Perowskit-Tandem-Module: mehr Ertrag pro Quadratmeter auf Gewerbedächern
Tandem-Zellen aus Perowskit und Silizium durchbrechen die Wirkungsgrad-Grenze klassischer Module. Oxford PV hat 2024 die ersten kommerziellen Perowskit-Tandem-Module ausgeliefert. Für flächenbegrenzte Gewerbedächer zählt dabei vor allem eines: mehr Ertrag pro Quadratmeter. Wir ordnen Zahlen, Rekorde und die offene Frage der Lebensdauer strukturiert für Sie ein.
Warum das Silizium-Limit bei 29,4 Prozent endet
Klassische Solarmodule bestehen aus einer einzigen Silizium-Schicht. Für diese Bauart gilt eine physikalische Obergrenze: das nach den Physikern William Shockley und Hans-Joachim Queisser benannte Limit. Laut Fraunhofer ISE liegt der theoretisch maximale Wirkungsgrad einer Silizium-Einzelzelle bei rund 29,4 Prozent. In der Serienfertigung erreichen gute Module heute etwa 20 bis 23 Prozent Modulwirkungsgrad – der Abstand zur Grenze wird kleiner, große Sprünge sind bei reinem Silizium kaum noch zu erwarten.
Tandem-Zellen umgehen diese Grenze. Dabei wird eine nur wenige hundert Nanometer dünne Perowskit-Schicht auf eine herkömmliche Silizium-Zelle aufgebracht. Beide Schichten nutzen unterschiedliche Bereiche des Sonnenspektrums: Die obere Perowskit-Schicht wandelt vor allem den blauen, energiereichen Anteil des Lichts um, die darunterliegende Silizium-Zelle den roten und infraroten Anteil. Zusammen holen sie aus demselben einfallenden Licht mehr heraus.
Rechnerisch verschiebt das die Obergrenze deutlich. Laut Fraunhofer ISE steigt das theoretische Wirkungsgradlimit durch die Perowskit-Silizium-Kombination von 29,4 Prozent auf rund 43,3 Prozent. Dieser Wert ist ein physikalisches Maximum, kein Produktversprechen – aber er zeigt den Spielraum, den die neue Modulgeneration eröffnet.

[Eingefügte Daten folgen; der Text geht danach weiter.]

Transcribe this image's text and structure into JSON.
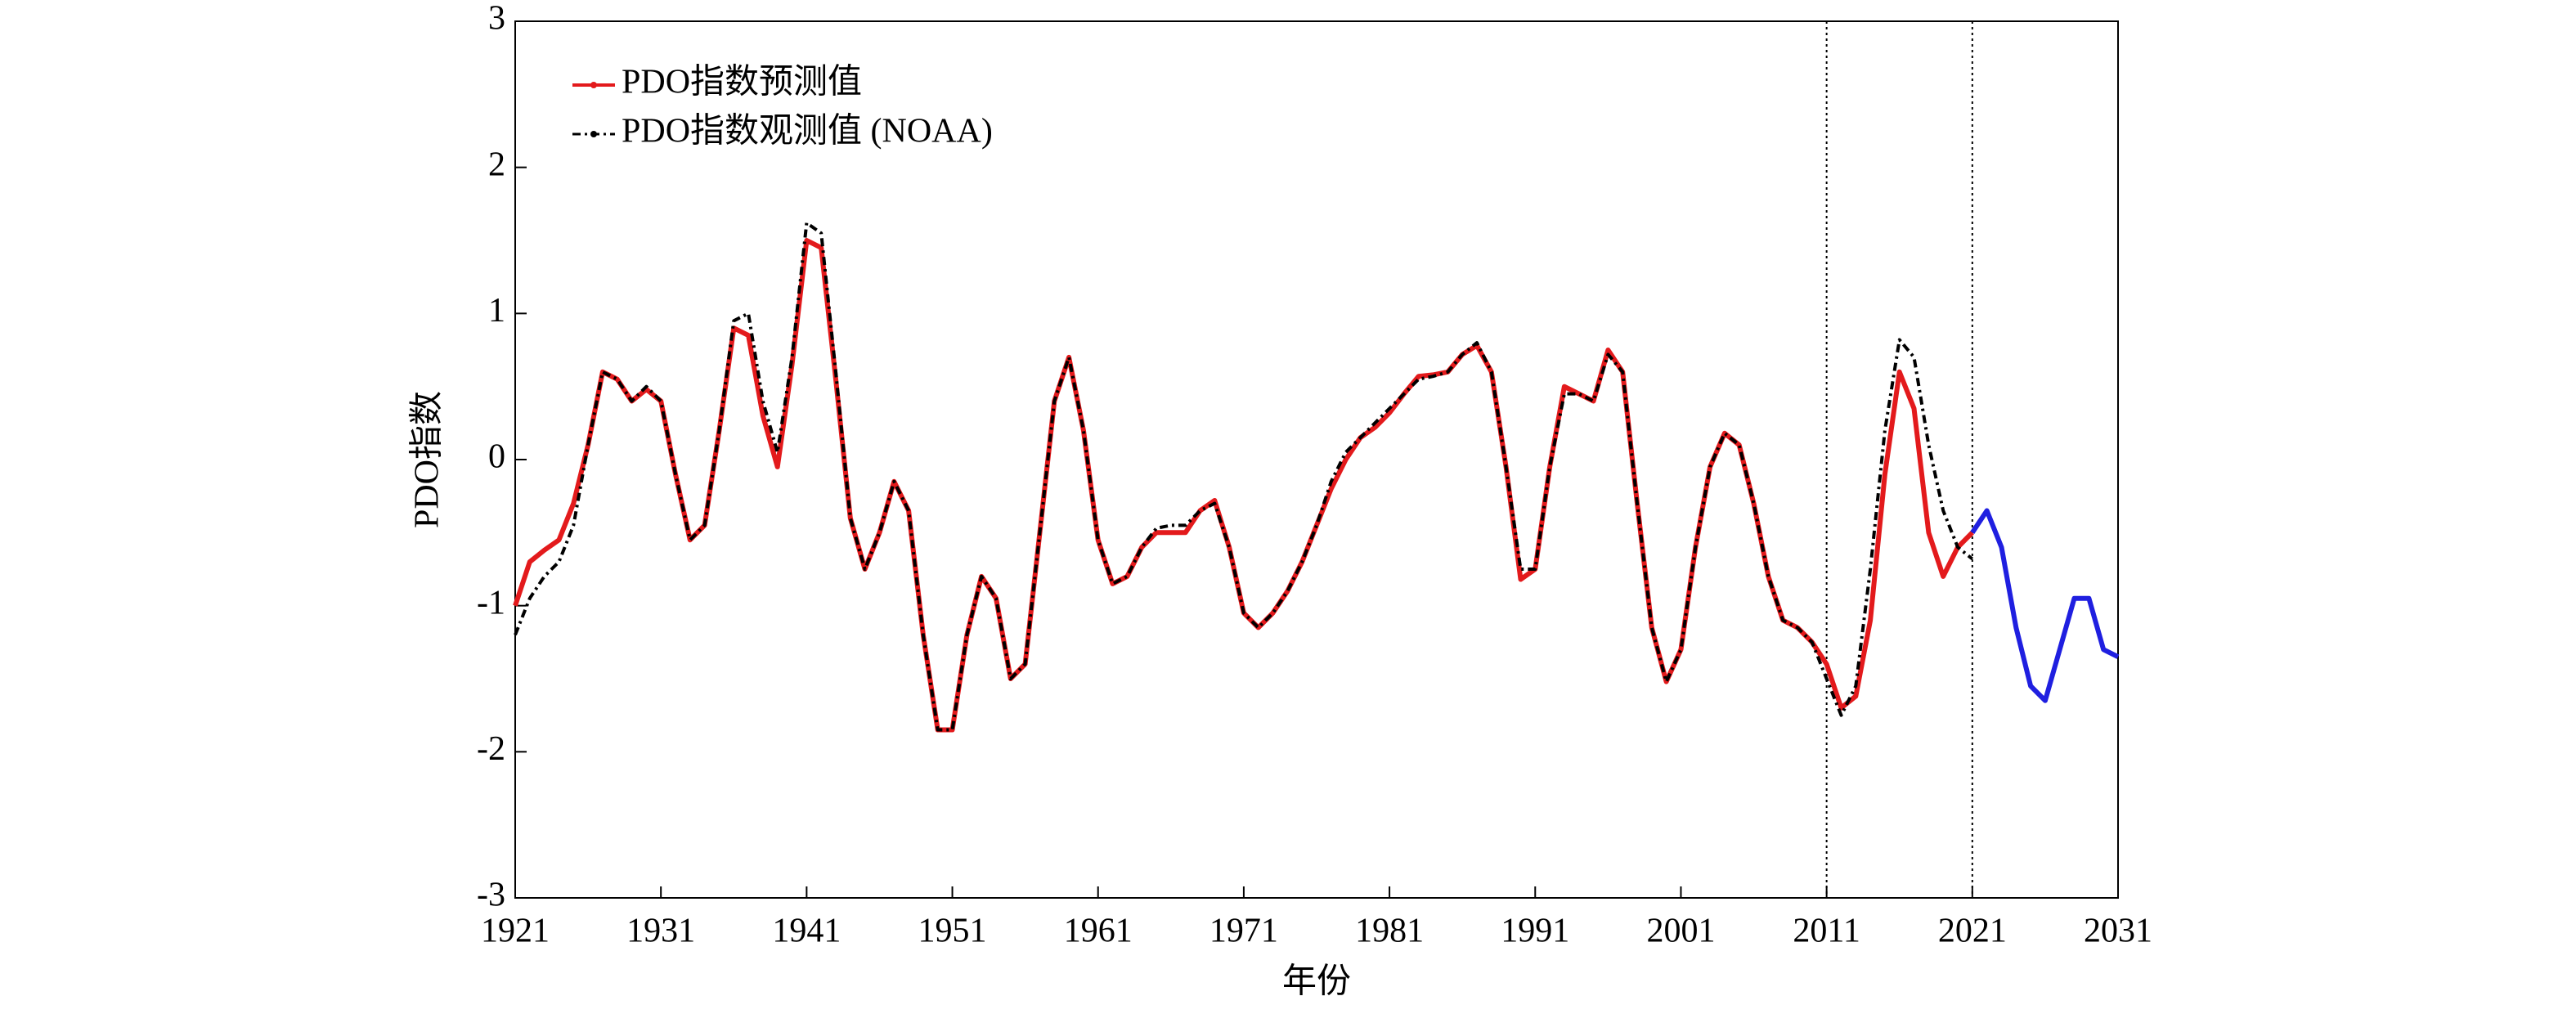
{
  "chart_data": {
    "type": "line",
    "xlabel": "年份",
    "ylabel": "PDO指数",
    "x": [
      1921,
      1922,
      1923,
      1924,
      1925,
      1926,
      1927,
      1928,
      1929,
      1930,
      1931,
      1932,
      1933,
      1934,
      1935,
      1936,
      1937,
      1938,
      1939,
      1940,
      1941,
      1942,
      1943,
      1944,
      1945,
      1946,
      1947,
      1948,
      1949,
      1950,
      1951,
      1952,
      1953,
      1954,
      1955,
      1956,
      1957,
      1958,
      1959,
      1960,
      1961,
      1962,
      1963,
      1964,
      1965,
      1966,
      1967,
      1968,
      1969,
      1970,
      1971,
      1972,
      1973,
      1974,
      1975,
      1976,
      1977,
      1978,
      1979,
      1980,
      1981,
      1982,
      1983,
      1984,
      1985,
      1986,
      1987,
      1988,
      1989,
      1990,
      1991,
      1992,
      1993,
      1994,
      1995,
      1996,
      1997,
      1998,
      1999,
      2000,
      2001,
      2002,
      2003,
      2004,
      2005,
      2006,
      2007,
      2008,
      2009,
      2010,
      2011,
      2012,
      2013,
      2014,
      2015,
      2016,
      2017,
      2018,
      2019,
      2020,
      2021
    ],
    "series": [
      {
        "name": "PDO指数预测值",
        "color": "#e31a1c",
        "style": "solid",
        "values": [
          -1.0,
          -0.7,
          -0.62,
          -0.55,
          -0.3,
          0.1,
          0.6,
          0.55,
          0.4,
          0.48,
          0.4,
          -0.1,
          -0.55,
          -0.45,
          0.2,
          0.9,
          0.85,
          0.3,
          -0.05,
          0.65,
          1.5,
          1.45,
          0.55,
          -0.4,
          -0.75,
          -0.5,
          -0.15,
          -0.35,
          -1.2,
          -1.85,
          -1.85,
          -1.2,
          -0.8,
          -0.95,
          -1.5,
          -1.4,
          -0.5,
          0.4,
          0.7,
          0.2,
          -0.55,
          -0.85,
          -0.8,
          -0.6,
          -0.5,
          -0.5,
          -0.5,
          -0.35,
          -0.28,
          -0.6,
          -1.05,
          -1.15,
          -1.05,
          -0.9,
          -0.7,
          -0.45,
          -0.2,
          0.0,
          0.15,
          0.22,
          0.32,
          0.45,
          0.57,
          0.58,
          0.6,
          0.72,
          0.78,
          0.6,
          -0.05,
          -0.82,
          -0.75,
          -0.05,
          0.5,
          0.45,
          0.4,
          0.75,
          0.6,
          -0.3,
          -1.15,
          -1.52,
          -1.3,
          -0.6,
          -0.05,
          0.18,
          0.1,
          -0.3,
          -0.8,
          -1.1,
          -1.15,
          -1.25,
          -1.4,
          -1.7,
          -1.62,
          -1.1,
          -0.1,
          0.6,
          0.35,
          -0.5,
          -0.8,
          -0.6,
          -0.5
        ]
      },
      {
        "name": "PDO指数观测值 (NOAA)",
        "color": "#000000",
        "style": "dashdot",
        "values": [
          -1.2,
          -0.95,
          -0.8,
          -0.7,
          -0.45,
          0.1,
          0.6,
          0.55,
          0.4,
          0.5,
          0.4,
          -0.1,
          -0.55,
          -0.45,
          0.2,
          0.95,
          1.0,
          0.4,
          0.05,
          0.7,
          1.62,
          1.55,
          0.6,
          -0.4,
          -0.75,
          -0.5,
          -0.15,
          -0.35,
          -1.2,
          -1.85,
          -1.85,
          -1.2,
          -0.8,
          -0.95,
          -1.5,
          -1.4,
          -0.5,
          0.4,
          0.7,
          0.2,
          -0.55,
          -0.85,
          -0.8,
          -0.6,
          -0.47,
          -0.45,
          -0.45,
          -0.35,
          -0.3,
          -0.6,
          -1.05,
          -1.15,
          -1.05,
          -0.9,
          -0.7,
          -0.45,
          -0.15,
          0.05,
          0.15,
          0.25,
          0.35,
          0.45,
          0.55,
          0.57,
          0.6,
          0.72,
          0.8,
          0.6,
          -0.05,
          -0.75,
          -0.75,
          -0.05,
          0.45,
          0.45,
          0.4,
          0.72,
          0.6,
          -0.3,
          -1.15,
          -1.52,
          -1.3,
          -0.6,
          -0.05,
          0.18,
          0.1,
          -0.3,
          -0.8,
          -1.1,
          -1.15,
          -1.25,
          -1.5,
          -1.75,
          -1.55,
          -0.75,
          0.2,
          0.82,
          0.7,
          0.1,
          -0.35,
          -0.6,
          -0.68
        ]
      },
      {
        "color": "#1f1fe0",
        "style": "solid",
        "x": [
          2021,
          2022,
          2023,
          2024,
          2025,
          2026,
          2027,
          2028,
          2029,
          2030,
          2031
        ],
        "values": [
          -0.5,
          -0.35,
          -0.6,
          -1.15,
          -1.55,
          -1.65,
          -1.3,
          -0.95,
          -0.95,
          -1.3,
          -1.35
        ]
      }
    ],
    "vlines": [
      2011,
      2021
    ],
    "xlim": [
      1921,
      2031
    ],
    "xticks": [
      1921,
      1931,
      1941,
      1951,
      1961,
      1971,
      1981,
      1991,
      2001,
      2011,
      2021,
      2031
    ],
    "ylim": [
      -3,
      3
    ],
    "yticks": [
      -3,
      -2,
      -1,
      0,
      1,
      2,
      3
    ],
    "legend": "upper-left",
    "grid": false
  }
}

Für Betreiber ist entscheidend: Ein höherer Wirkungsgrad bedeutet mehr Leistung auf derselben Fläche. Genau das trennt Tandem-Module von der bekannten Silizium-Technik – und macht sie für Dächer interessant, auf denen die Fläche und nicht das Budget der begrenzende Faktor ist.
Oxford PV: erste kommerzielle Tandem-Module seit 2024
Der britisch-deutsche Hersteller Oxford PV hat die Technologie als erster aus dem Labor in die Serie gebracht. Im September 2024 lieferte das Unternehmen nach eigenen Angaben die weltweit ersten kommerziellen Perowskit-Silizium-Tandem-Module aus – an einen Kunden in den USA. Diese Module bestehen aus 72 Tandem-Zellen und erreichen einen Wirkungsgrad von 24,5 Prozent. Laut Hersteller erzeugen sie damit bis zu 20 Prozent mehr Energie als ein baugleich großes Standard-Silizium-Modul.

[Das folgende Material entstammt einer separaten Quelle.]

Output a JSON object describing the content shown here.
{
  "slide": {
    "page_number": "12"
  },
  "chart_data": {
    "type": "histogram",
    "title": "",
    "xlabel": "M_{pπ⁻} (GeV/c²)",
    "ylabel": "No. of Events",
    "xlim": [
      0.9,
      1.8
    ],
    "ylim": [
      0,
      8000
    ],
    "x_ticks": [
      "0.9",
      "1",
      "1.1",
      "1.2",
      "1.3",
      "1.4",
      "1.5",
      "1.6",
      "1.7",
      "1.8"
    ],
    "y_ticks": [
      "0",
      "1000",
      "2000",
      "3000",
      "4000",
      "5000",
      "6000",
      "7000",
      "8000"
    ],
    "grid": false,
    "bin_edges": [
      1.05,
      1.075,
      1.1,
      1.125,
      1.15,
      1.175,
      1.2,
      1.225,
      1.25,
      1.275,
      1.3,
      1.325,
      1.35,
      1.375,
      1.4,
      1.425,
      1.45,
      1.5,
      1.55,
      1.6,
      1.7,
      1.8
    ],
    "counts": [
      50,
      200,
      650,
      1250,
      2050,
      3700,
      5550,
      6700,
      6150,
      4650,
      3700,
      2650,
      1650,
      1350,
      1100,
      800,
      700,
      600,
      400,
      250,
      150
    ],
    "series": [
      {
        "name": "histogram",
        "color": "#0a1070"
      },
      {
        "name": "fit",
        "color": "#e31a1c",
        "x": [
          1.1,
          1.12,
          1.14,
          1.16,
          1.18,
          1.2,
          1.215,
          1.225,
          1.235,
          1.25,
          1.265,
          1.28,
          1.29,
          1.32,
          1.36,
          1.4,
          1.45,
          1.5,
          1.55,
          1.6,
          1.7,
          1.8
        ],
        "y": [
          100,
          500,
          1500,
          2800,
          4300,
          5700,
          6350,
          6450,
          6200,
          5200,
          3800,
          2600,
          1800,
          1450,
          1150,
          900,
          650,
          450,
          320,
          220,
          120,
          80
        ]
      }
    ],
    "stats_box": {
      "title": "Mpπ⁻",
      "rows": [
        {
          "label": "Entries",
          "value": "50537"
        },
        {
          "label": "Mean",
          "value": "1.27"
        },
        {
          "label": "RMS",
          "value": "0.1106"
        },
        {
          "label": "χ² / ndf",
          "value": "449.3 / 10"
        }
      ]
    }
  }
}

Produziert werden die Module in Brandenburg an der Havel. Parallel treibt Oxford PV die Effizienz weiter: Im Juni 2024 meldete das Unternehmen einen Rekord von 26,9 Prozent für ein Modul im Wohnhaus-Format mit 60 Zellen, unabhängig bestätigt vom CalLab des Fraunhofer ISE. Das lag zu diesem Zeitpunkt über dem, was die besten reinen Silizium-Module auf vergleichbarer Fläche liefern.

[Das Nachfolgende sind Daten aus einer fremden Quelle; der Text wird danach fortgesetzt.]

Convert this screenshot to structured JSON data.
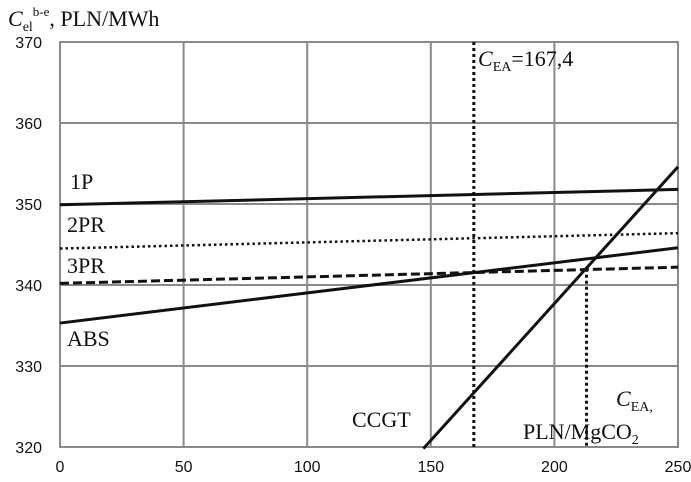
{
  "chart_data": {
    "type": "line",
    "title": "",
    "ylabel_parts": {
      "symbol": "C",
      "sub": "el",
      "sup": "b-e",
      "unit": ", PLN/MWh"
    },
    "xlabel_parts": {
      "symbol": "C",
      "sub": "EA,",
      "unit_prefix": "PLN/MgCO",
      "unit_sub": "2"
    },
    "xlim": [
      0,
      250
    ],
    "ylim": [
      320,
      370
    ],
    "x_ticks": [
      0,
      50,
      100,
      150,
      200,
      250
    ],
    "y_ticks": [
      320,
      330,
      340,
      350,
      360,
      370
    ],
    "x_tick_labels": [
      "0",
      "50",
      "100",
      "150",
      "200",
      "250"
    ],
    "y_tick_labels": [
      "320",
      "330",
      "340",
      "350",
      "360",
      "370"
    ],
    "grid": true,
    "series": [
      {
        "name": "1P",
        "x": [
          0,
          250
        ],
        "y": [
          349.9,
          351.8
        ],
        "style": "solid",
        "width": 3
      },
      {
        "name": "2PR",
        "x": [
          0,
          250
        ],
        "y": [
          344.5,
          346.4
        ],
        "style": "dotted",
        "width": 2.5
      },
      {
        "name": "3PR",
        "x": [
          0,
          250
        ],
        "y": [
          340.2,
          342.2
        ],
        "style": "dashed",
        "width": 3
      },
      {
        "name": "ABS",
        "x": [
          0,
          250
        ],
        "y": [
          335.3,
          344.6
        ],
        "style": "solid",
        "width": 3
      },
      {
        "name": "CCGT",
        "x": [
          147,
          250
        ],
        "y": [
          319.8,
          354.6
        ],
        "style": "solid",
        "width": 3
      }
    ],
    "vlines": [
      {
        "x": 167.4,
        "y_top": 370,
        "label_symbol": "C",
        "label_sub": "EA",
        "label_value": "=167,4"
      },
      {
        "x": 213,
        "y_top": 342
      }
    ]
  }
}
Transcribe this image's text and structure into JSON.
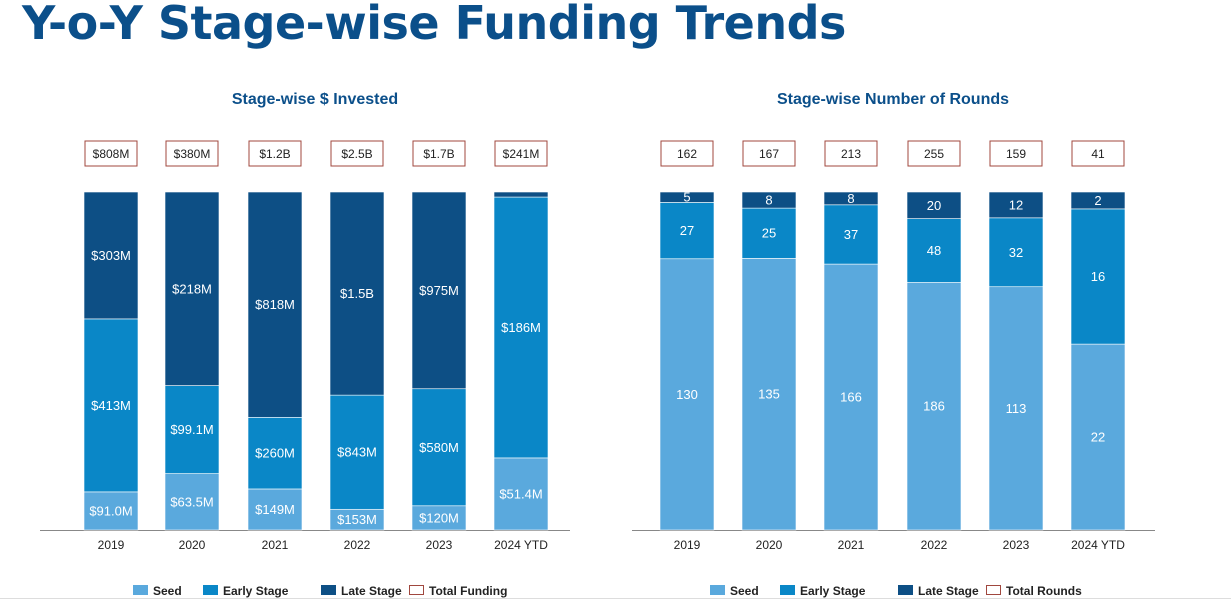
{
  "title": "Y-o-Y Stage-wise Funding Trends",
  "colors": {
    "seed": "#5aa9dd",
    "early": "#0a87c7",
    "late": "#0d4f85",
    "total_border": "#a0473e",
    "title": "#0b4f8a"
  },
  "chart_data": [
    {
      "type": "bar",
      "stacked": "100%",
      "title": "Stage-wise $ Invested",
      "categories": [
        "2019",
        "2020",
        "2021",
        "2022",
        "2023",
        "2024 YTD"
      ],
      "units": "USD millions",
      "series": [
        {
          "name": "Seed",
          "values": [
            91.0,
            63.5,
            149,
            153,
            120,
            51.4
          ],
          "labels": [
            "$91.0M",
            "$63.5M",
            "$149M",
            "$153M",
            "$120M",
            "$51.4M"
          ]
        },
        {
          "name": "Early Stage",
          "values": [
            413,
            99.1,
            260,
            843,
            580,
            186
          ],
          "labels": [
            "$413M",
            "$99.1M",
            "$260M",
            "$843M",
            "$580M",
            "$186M"
          ]
        },
        {
          "name": "Late Stage",
          "values": [
            303,
            218,
            818,
            1500,
            975,
            null
          ],
          "labels": [
            "$303M",
            "$218M",
            "$818M",
            "$1.5B",
            "$975M",
            ""
          ]
        }
      ],
      "totals": {
        "name": "Total Funding",
        "values": [
          808,
          380,
          1200,
          2500,
          1700,
          241
        ],
        "labels": [
          "$808M",
          "$380M",
          "$1.2B",
          "$2.5B",
          "$1.7B",
          "$241M"
        ]
      },
      "legend": [
        "Seed",
        "Early Stage",
        "Late Stage",
        "Total Funding"
      ],
      "legend_position": "bottom",
      "grid": false
    },
    {
      "type": "bar",
      "stacked": "100%",
      "title": "Stage-wise Number of Rounds",
      "categories": [
        "2019",
        "2020",
        "2021",
        "2022",
        "2023",
        "2024 YTD"
      ],
      "series": [
        {
          "name": "Seed",
          "values": [
            130,
            135,
            166,
            186,
            113,
            22
          ],
          "labels": [
            "130",
            "135",
            "166",
            "186",
            "113",
            "22"
          ]
        },
        {
          "name": "Early Stage",
          "values": [
            27,
            25,
            37,
            48,
            32,
            16
          ],
          "labels": [
            "27",
            "25",
            "37",
            "48",
            "32",
            "16"
          ]
        },
        {
          "name": "Late Stage",
          "values": [
            5,
            8,
            8,
            20,
            12,
            2
          ],
          "labels": [
            "5",
            "8",
            "8",
            "20",
            "12",
            "2"
          ]
        }
      ],
      "totals": {
        "name": "Total Rounds",
        "values": [
          162,
          167,
          213,
          255,
          159,
          41
        ],
        "labels": [
          "162",
          "167",
          "213",
          "255",
          "159",
          "41"
        ]
      },
      "legend": [
        "Seed",
        "Early Stage",
        "Late Stage",
        "Total Rounds"
      ],
      "legend_position": "bottom",
      "grid": false
    }
  ]
}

Der Hersteller hat außerdem eine Roadmap veröffentlicht (Stand Anfang 2026): Die heute ausgelieferten Module erreichen 25 Prozent Wirkungsgrad bei rund zehn Jahren Lebensdauer. Geplant sind 26 Prozent bei 15 Jahren Lebensdauer bis 2026, 27 Prozent bei 20 Jahren Lebensdauer bis 2027 und 30 Prozent bei 30 Jahren Lebensdauer bis 2030. Diese Angaben sind Plan- und keine Ist-Werte.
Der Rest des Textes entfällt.